I push at the hard planes of his chest and he pulls with an intense grip on my hips, ensuring I’m firmly fitted on his stiff arousal. Like steel bands, his arms encase my waist, bringing me flush against him, so tight that my mouth opens wider, greedily gulping in air and the taste of him.

My sensitive nipples drag along the fabric of his shirt and my body awakens, a hive of activity, pulsating and throbbing, pushing me from resistance to submission.

His teeth sink into my bottom lip and with a tug, the delicious sting of him marking me causes a moan to slip past my tight lips. I finally give in to my latent need for him, the one I’ve buried deep within me, yet has been ever-present in my dreams and is now a reality within my arms.

With that tiny crack in both my lips and resolve, he dips his demanding tongue into my mouth and we both shudder as our hot tongues tangle. My heart slams against my ribcage and the erratic thundering of my pulse drowns out all sound.

Grabbing the back of his head, it’s my turn to claim him, burrowing my hand deep into his short curls. I bite into his firm lower lip; with a growl, his mouth sucks harder on my tongue, like he’s starved, needs me to breathe, to live.

His hands mercilessly grip my backside and he moves me back and forth, torturously slowly along the hard, long ridge of his growing erection. As he rocks into my most sensitive spot, like a bolt from the blue, the warmth and weight of his body electrifies me, sizzling through me.

His demanding tongue, blistering mouth, and rough, assertive hands are driving me mad. My fingers curl into his shirt and twist and my legs tighten around his waist, my achy sex needing more. I ride his big, hard cock through his pants, pushing down on him and shutting out everything else.

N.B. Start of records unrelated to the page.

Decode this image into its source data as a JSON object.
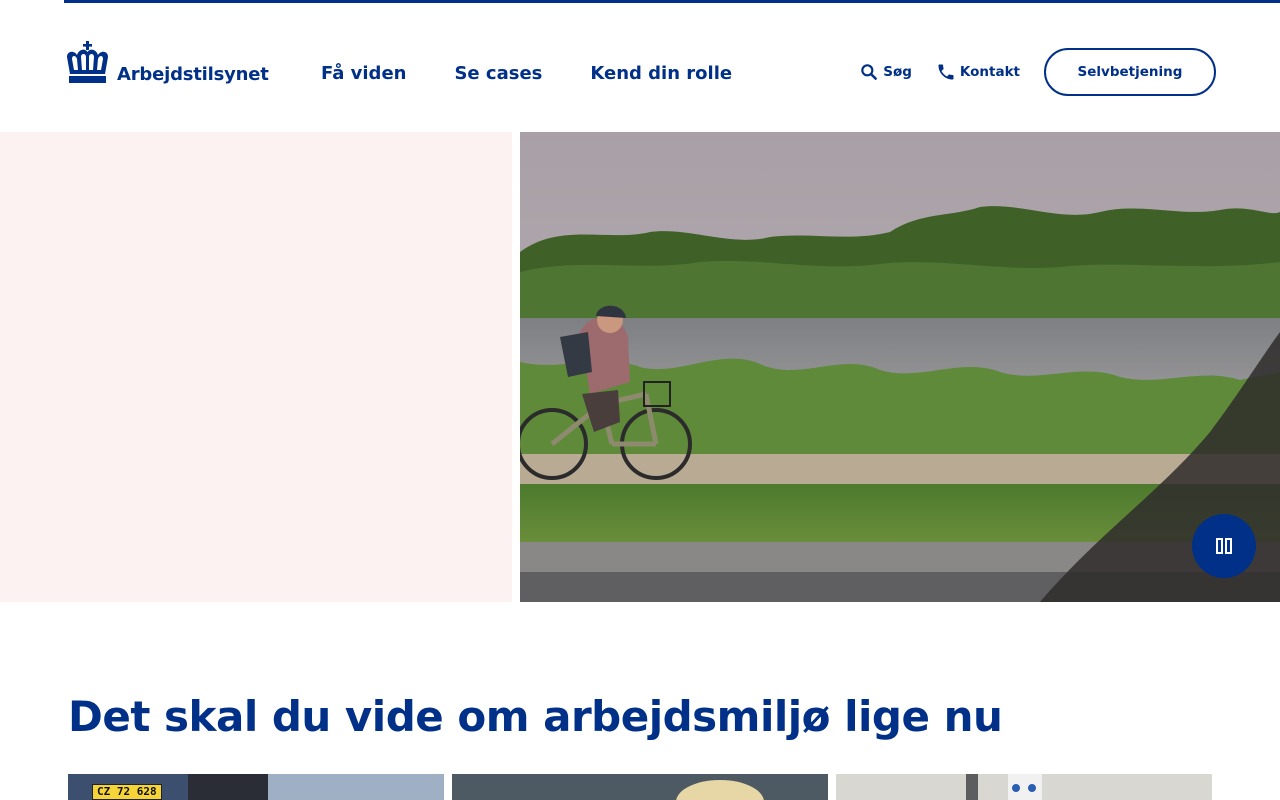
{
  "brand": {
    "name": "Arbejdstilsynet",
    "logo_icon": "crown-icon",
    "color": "#003087"
  },
  "nav": {
    "items": [
      {
        "label": "Få viden"
      },
      {
        "label": "Se cases"
      },
      {
        "label": "Kend din rolle"
      }
    ]
  },
  "utility": {
    "search_label": "Søg",
    "search_icon": "search-icon",
    "contact_label": "Kontakt",
    "contact_icon": "phone-icon",
    "selfservice_label": "Selvbetjening"
  },
  "hero": {
    "panel_color": "#fcf2f2",
    "image": "cyclist-by-lake-photo",
    "pause_icon": "pause-icon"
  },
  "section": {
    "title": "Det skal du vide om arbejdsmiljø lige nu"
  },
  "cards": [
    {
      "image": "car-photo",
      "plate_text": "CZ 72 628"
    },
    {
      "image": "person-photo"
    },
    {
      "image": "equipment-photo"
    }
  ]
}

I whimper and moan through our kisses as heat builds and pools deep within my core. Growling, he deepens our connection despite the barrier of fabric, and we sink further into each other. We steal from each other all the wasted time, all the love, need, and want we’ve gone without.

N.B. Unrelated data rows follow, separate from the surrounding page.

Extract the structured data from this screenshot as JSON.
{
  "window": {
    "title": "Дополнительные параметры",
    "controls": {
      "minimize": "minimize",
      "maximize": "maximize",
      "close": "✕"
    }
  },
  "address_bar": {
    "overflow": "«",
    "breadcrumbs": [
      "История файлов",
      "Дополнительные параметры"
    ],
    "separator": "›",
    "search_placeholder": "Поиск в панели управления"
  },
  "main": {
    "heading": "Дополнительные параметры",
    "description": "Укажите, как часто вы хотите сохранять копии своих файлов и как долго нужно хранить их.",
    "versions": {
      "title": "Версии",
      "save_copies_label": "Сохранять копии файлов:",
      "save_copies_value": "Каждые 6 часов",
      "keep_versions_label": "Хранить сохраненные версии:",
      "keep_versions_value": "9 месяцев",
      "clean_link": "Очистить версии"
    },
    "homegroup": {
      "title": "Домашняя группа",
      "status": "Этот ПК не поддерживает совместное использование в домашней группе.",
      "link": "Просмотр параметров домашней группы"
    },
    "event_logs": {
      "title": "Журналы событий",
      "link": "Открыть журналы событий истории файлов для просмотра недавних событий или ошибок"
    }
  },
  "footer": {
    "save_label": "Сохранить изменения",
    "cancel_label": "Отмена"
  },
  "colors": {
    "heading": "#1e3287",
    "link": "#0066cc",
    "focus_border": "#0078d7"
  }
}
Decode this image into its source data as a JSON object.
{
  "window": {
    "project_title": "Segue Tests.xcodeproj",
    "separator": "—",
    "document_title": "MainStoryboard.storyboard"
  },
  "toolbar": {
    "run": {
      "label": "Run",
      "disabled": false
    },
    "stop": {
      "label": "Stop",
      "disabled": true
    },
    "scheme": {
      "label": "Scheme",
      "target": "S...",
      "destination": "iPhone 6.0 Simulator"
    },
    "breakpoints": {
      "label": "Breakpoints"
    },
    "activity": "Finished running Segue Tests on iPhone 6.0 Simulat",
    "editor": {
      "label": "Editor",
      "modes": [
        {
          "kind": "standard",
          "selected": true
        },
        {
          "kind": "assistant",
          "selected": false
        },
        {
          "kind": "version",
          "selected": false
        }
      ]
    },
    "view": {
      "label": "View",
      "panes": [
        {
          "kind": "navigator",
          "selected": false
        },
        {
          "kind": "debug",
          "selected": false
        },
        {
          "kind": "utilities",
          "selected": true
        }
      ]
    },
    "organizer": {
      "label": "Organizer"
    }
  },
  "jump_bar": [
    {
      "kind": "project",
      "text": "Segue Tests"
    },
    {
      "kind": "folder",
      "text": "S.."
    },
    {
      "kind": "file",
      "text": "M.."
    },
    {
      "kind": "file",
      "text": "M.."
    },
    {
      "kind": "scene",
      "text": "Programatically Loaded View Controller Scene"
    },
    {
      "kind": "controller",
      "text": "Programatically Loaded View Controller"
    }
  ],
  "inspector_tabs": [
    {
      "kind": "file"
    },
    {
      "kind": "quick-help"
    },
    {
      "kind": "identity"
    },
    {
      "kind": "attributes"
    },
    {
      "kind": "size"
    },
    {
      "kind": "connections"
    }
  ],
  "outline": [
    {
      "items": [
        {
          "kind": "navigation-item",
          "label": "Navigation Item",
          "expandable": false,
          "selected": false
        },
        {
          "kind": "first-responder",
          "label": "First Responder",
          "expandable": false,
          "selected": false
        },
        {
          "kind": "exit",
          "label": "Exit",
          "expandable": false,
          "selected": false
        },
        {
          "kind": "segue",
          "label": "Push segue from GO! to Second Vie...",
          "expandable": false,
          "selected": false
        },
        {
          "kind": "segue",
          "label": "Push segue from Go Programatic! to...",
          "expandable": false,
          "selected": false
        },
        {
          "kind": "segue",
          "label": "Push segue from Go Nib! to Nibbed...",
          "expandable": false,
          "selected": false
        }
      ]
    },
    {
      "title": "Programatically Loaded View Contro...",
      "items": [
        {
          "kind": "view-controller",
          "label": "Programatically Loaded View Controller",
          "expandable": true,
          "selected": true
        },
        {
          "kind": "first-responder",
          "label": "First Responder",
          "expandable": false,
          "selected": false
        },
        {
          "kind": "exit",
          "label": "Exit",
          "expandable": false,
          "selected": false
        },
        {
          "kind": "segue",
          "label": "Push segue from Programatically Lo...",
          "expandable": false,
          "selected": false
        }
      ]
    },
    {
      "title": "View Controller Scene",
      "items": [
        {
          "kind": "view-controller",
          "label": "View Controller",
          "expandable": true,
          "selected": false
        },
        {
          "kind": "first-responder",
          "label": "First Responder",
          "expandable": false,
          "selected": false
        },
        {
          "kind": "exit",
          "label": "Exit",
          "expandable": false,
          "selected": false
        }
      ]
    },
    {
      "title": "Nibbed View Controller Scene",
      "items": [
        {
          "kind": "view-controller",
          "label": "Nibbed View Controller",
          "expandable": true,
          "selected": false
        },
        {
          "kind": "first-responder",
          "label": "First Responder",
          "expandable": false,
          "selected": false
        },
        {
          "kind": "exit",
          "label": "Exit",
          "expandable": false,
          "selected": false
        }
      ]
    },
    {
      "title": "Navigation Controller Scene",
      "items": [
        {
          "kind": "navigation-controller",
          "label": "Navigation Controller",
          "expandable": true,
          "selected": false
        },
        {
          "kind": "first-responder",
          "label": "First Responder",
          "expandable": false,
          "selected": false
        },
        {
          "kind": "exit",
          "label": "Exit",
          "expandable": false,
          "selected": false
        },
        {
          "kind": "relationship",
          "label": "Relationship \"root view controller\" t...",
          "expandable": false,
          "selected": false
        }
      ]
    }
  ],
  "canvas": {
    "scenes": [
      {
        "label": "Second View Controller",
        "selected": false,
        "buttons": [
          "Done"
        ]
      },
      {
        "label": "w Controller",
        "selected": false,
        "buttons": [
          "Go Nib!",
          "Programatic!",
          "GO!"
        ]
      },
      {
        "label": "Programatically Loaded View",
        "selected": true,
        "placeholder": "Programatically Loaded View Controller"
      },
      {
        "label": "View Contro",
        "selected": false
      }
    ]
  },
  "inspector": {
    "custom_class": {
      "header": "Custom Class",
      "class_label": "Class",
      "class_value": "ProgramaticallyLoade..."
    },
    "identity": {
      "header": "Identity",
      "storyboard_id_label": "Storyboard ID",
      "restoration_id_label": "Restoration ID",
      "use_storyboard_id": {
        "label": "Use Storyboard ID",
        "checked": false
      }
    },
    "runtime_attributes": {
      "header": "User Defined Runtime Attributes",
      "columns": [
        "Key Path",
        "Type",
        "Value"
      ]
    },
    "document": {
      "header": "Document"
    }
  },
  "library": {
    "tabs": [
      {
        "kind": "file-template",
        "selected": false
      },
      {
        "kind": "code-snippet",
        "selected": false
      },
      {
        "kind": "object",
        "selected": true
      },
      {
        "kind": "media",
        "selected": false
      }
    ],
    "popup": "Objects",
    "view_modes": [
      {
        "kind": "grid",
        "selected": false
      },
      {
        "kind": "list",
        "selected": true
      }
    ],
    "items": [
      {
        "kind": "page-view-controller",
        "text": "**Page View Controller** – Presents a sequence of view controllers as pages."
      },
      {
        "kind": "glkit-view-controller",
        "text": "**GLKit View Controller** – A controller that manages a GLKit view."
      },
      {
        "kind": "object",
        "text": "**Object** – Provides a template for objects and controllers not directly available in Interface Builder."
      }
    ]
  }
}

I could stay here in his arms, kissing him, forever. The taste of him is like heaven and hell all at once. He’s my home, my one true love, and yet he abandoned me, brought me pain and loneliness.

With that thought, reality violently bursts my blissful bubble. All the reasons why I shouldn’t be kissing him knock into each other and rain down on me.

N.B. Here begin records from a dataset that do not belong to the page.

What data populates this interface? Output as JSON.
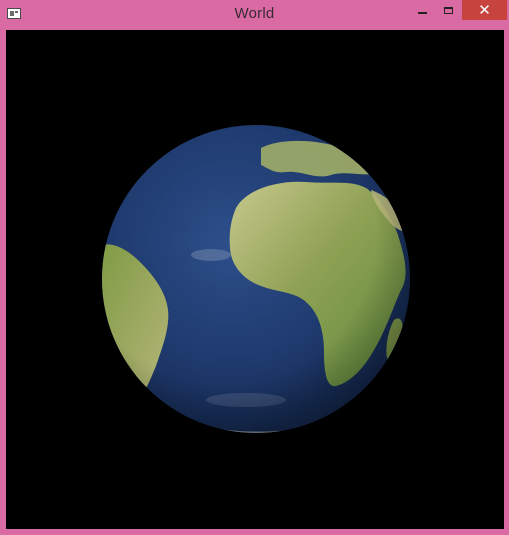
{
  "window": {
    "title": "World",
    "close_glyph": "✕",
    "app_icon": "window-app-icon",
    "controls": [
      "minimize-icon",
      "maximize-icon",
      "close-icon"
    ]
  },
  "viewport": {
    "background": "#000000",
    "content": "earth-globe"
  },
  "colors": {
    "titlebar": "#d96aa4",
    "close_button": "#c7443e",
    "ocean": "#1f3a6e",
    "land": "#8a9e55"
  }
}
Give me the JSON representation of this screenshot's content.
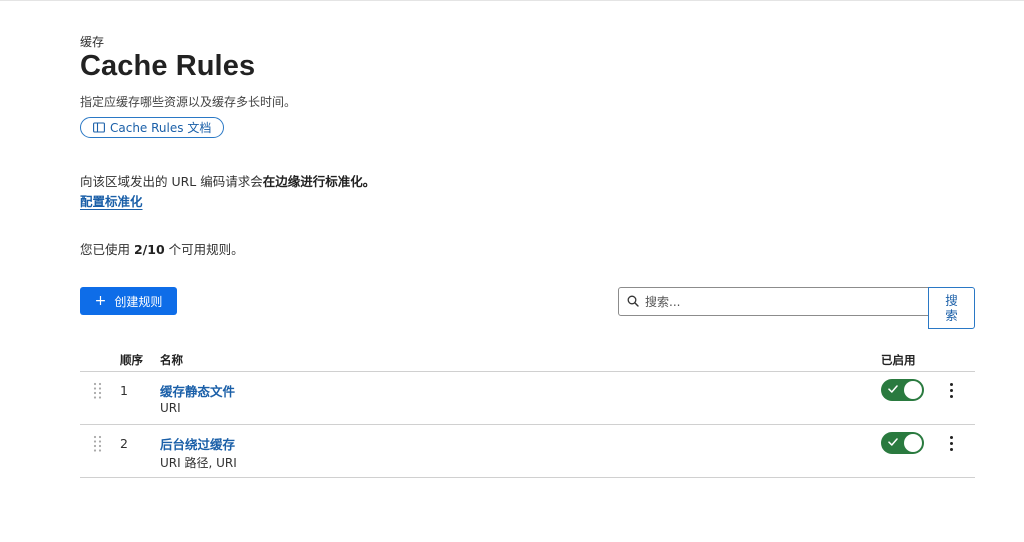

Reluctantly, I break our kiss and he emits a low growl as his mouth curves into a smile. His lust-filled gaze grows heavy and penetrating as my disappointment and wariness take over.

“What’s wrong?” His voice is low, his eyes deliberately roaming my features.

“You took my choice from me,” I blurt out, unable to curb the hurt and anger. “You should’ve told me, treated me like your partner. Instead, you never even gave us a chance to do it together. I’ve told you before, and I meant it: I’d follow you into the dark.”

“I couldn’t ask you to wait for me.” I climb off him at his immediate defense. While I need space, a hollowness creeps in, as he doesn’t attempt to stop me from distancing myself from him. “I had no clue how long it would take. Fuck, I didn’t even know if I’d come back. I could’ve been killed and to ask you to wait… fuck, Sweetness, I couldn’t ask you to put your life on hold for a future that might never come.”

His voice is pained and rough. We’re both hurting, both exasperated at a past we can’t change and how much we need and want from each other. The helplessness and wasted time threatens to drown me.

“Evan, you don’t get it, do you? I’d have waited a day, a month, a year, ten years. I’d have waited forever for you.”

“I fucked up, I know I did, but Sweetness, what you don’t understand is that I chose you and I’d chose you every fucking time. I didn’t mean to hurt you and it wrecked me. I thought of you every single minute of every fucking day. You’re my reason to live. Without you, I’m nothing. Can you ever forgive me?”